Net cash provided by operating activities $ 39.1 $ 27.4 $ 106.6 $ 100.8
Net changes in working capital balances (10.2 ) 3.0 (7.3 ) (7.8 )
Amortization of deferred financing costs (0.6 ) (0.3 ) (3.1 ) (0.8 )
Interest expense, net 8.5 1.1 27.2 1.8
Long-term incentive and equity compensation expense (4.1 ) (3.4 ) (18.7 ) (5.6 )
Provision for income taxes   0.1     -     0.1     -  
EBITDA (a) $ 32.8 $ 27.8 $ 104.8 $ 88.4
Long-term incentive and equity compensation expense 4.1 3.4 18.7 5.6
Reimbursement of certain costs by Crestwood Equity Partners LP (b) 5.5 - 6.7 -
Transaction costs   3.5     0.1     6.0     0.7  
Adjusted EBITDA (a) $ 45.9 $ 31.3 $ 136.2 $ 94.7
 

(a) EBITDA is defined as income (loss) before income taxes plus net interest expense and depreciation and amortization expense. As indicated in the table, Adjusted EBITDA represents EBITDA excluding the gain or loss on the disposal of assets, long-term incentive and equity compensation expenses, reimbursement of certain costs by Crestwood Equity Partners LP, and transaction costs. Transaction costs are third-party professional fees and other costs that are incurred in conjunction with closing a transaction. EBITDA and Adjusted EBITDA should not be considered an alternative to net income, income before income taxes, cash flows from operating activities, or any other measure of financial performance calculated in accordance with generally accepted accounting principles as those items are used to measure operating performance, liquidity, and our ability to service debt obligations. We believe that EBITDA provides additional information for evaluating our ability to make distributions to our common unitholders and is presented solely as a supplemental measure. We believe that Adjusted EBITDA provides additional information for evaluating our financial performance without regard to our financing methods, capital structure, and historical cost basis. EBITDA and Adjusted EBITDA, as we define them, may not be comparable to EBITDA and Adjusted EBITDA or similarly titled measures used by other corporations or partnerships.

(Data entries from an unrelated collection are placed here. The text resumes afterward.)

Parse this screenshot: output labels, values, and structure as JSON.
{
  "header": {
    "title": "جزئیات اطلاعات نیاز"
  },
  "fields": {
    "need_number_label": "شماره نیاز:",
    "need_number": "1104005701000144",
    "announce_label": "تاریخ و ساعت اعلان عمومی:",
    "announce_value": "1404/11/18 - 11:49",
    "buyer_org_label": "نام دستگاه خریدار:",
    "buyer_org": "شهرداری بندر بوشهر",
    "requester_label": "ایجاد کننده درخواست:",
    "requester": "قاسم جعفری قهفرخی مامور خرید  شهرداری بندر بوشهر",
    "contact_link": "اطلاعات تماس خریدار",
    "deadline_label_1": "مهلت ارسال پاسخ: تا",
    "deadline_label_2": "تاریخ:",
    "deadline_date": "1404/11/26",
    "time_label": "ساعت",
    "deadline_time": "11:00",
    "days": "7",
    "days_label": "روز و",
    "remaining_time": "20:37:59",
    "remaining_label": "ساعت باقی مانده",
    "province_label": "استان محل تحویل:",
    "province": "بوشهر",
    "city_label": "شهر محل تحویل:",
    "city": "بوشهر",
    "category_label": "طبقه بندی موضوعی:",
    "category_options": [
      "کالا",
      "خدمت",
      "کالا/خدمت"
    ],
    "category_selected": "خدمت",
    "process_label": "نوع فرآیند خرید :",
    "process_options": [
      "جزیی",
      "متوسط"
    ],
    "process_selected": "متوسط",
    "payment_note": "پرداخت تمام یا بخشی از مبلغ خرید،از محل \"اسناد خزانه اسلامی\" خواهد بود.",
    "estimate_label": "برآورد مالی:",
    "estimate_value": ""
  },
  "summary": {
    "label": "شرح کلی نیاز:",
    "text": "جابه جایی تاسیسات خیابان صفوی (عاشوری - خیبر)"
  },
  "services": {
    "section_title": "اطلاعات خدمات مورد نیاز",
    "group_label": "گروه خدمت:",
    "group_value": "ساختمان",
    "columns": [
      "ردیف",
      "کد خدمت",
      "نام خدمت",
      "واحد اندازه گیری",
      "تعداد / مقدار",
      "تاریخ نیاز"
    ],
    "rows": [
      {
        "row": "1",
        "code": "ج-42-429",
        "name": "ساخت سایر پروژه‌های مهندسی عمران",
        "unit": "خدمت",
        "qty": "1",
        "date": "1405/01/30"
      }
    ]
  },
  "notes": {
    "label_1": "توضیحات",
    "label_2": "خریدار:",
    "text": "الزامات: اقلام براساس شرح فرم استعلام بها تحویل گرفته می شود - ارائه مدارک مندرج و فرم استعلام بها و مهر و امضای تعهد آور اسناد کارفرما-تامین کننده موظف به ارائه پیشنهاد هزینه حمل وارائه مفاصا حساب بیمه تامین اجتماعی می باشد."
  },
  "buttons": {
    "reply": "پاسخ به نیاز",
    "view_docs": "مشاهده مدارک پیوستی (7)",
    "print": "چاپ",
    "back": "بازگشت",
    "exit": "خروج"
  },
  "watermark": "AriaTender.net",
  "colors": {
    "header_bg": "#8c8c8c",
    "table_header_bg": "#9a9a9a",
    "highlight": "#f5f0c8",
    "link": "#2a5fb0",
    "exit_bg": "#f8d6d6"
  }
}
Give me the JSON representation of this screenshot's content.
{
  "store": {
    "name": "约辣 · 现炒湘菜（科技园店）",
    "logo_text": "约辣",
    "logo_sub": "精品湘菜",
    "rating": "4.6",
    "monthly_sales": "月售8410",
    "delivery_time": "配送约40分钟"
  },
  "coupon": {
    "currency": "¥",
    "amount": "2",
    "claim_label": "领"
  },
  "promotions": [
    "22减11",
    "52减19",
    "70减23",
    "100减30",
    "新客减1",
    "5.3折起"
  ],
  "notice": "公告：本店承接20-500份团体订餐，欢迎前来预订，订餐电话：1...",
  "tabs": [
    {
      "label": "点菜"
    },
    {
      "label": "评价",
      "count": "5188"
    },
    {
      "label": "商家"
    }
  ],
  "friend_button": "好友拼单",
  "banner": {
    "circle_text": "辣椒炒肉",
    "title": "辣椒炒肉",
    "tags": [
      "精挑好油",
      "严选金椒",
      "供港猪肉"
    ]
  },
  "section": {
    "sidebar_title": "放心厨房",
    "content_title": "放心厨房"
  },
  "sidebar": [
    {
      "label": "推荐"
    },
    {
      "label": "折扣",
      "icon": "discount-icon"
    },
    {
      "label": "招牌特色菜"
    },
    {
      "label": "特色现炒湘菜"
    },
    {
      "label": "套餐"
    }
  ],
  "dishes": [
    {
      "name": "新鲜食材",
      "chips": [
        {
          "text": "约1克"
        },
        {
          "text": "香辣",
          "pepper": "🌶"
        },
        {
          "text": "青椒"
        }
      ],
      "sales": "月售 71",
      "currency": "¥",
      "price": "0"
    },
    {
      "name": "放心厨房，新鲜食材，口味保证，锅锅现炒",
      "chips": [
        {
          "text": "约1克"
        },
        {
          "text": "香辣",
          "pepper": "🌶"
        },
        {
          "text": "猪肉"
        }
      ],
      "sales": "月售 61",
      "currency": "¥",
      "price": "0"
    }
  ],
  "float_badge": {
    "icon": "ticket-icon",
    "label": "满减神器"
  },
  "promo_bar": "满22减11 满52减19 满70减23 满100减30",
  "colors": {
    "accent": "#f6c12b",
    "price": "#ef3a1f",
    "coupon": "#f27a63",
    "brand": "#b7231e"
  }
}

(b) Crestwood Equity Partners LP is required to reimburse the Company for certain costs under the terms of the Omnibus Agreement entered into on December 21, 2011 in conjunction with the initial public offering.

(c) Cash interest expense is book interest expense less amortization of deferred financing costs.

(d) Maintenance capital expenditures are defined as those capital expenditures which do not increase operating capacity or revenues from existing levels.

(e) The amount represents US Salt’s distributable cash flow prior to the acquisition of US Salt by the Company from Crestwood Equity Partners LP on May 14, 2012, which has been retrospectively included in the historic results of operations of Legacy Inergy.

(f) Distributable cash flow is defined as Adjusted EBITDA, less cash interest expense, maintenance capital expenditures, deficiency payments (primarily related to deferred revenue), and income taxes. Distributable cash flow should not be considered an alternative to cash flows from operating activities or any other measure of financial performance calculated in accordance with generally accepted accounting principles as those items are used to measure operating performance, liquidity, or the ability to service debt obligations. We believe that distributable cash flow provides additional information for evaluating our ability to declare and pay distributions to unitholders. Distributable cash flow, as we define it, may not be comparable to distributable cash flow or similarly titled measures used by other corporations and partnerships.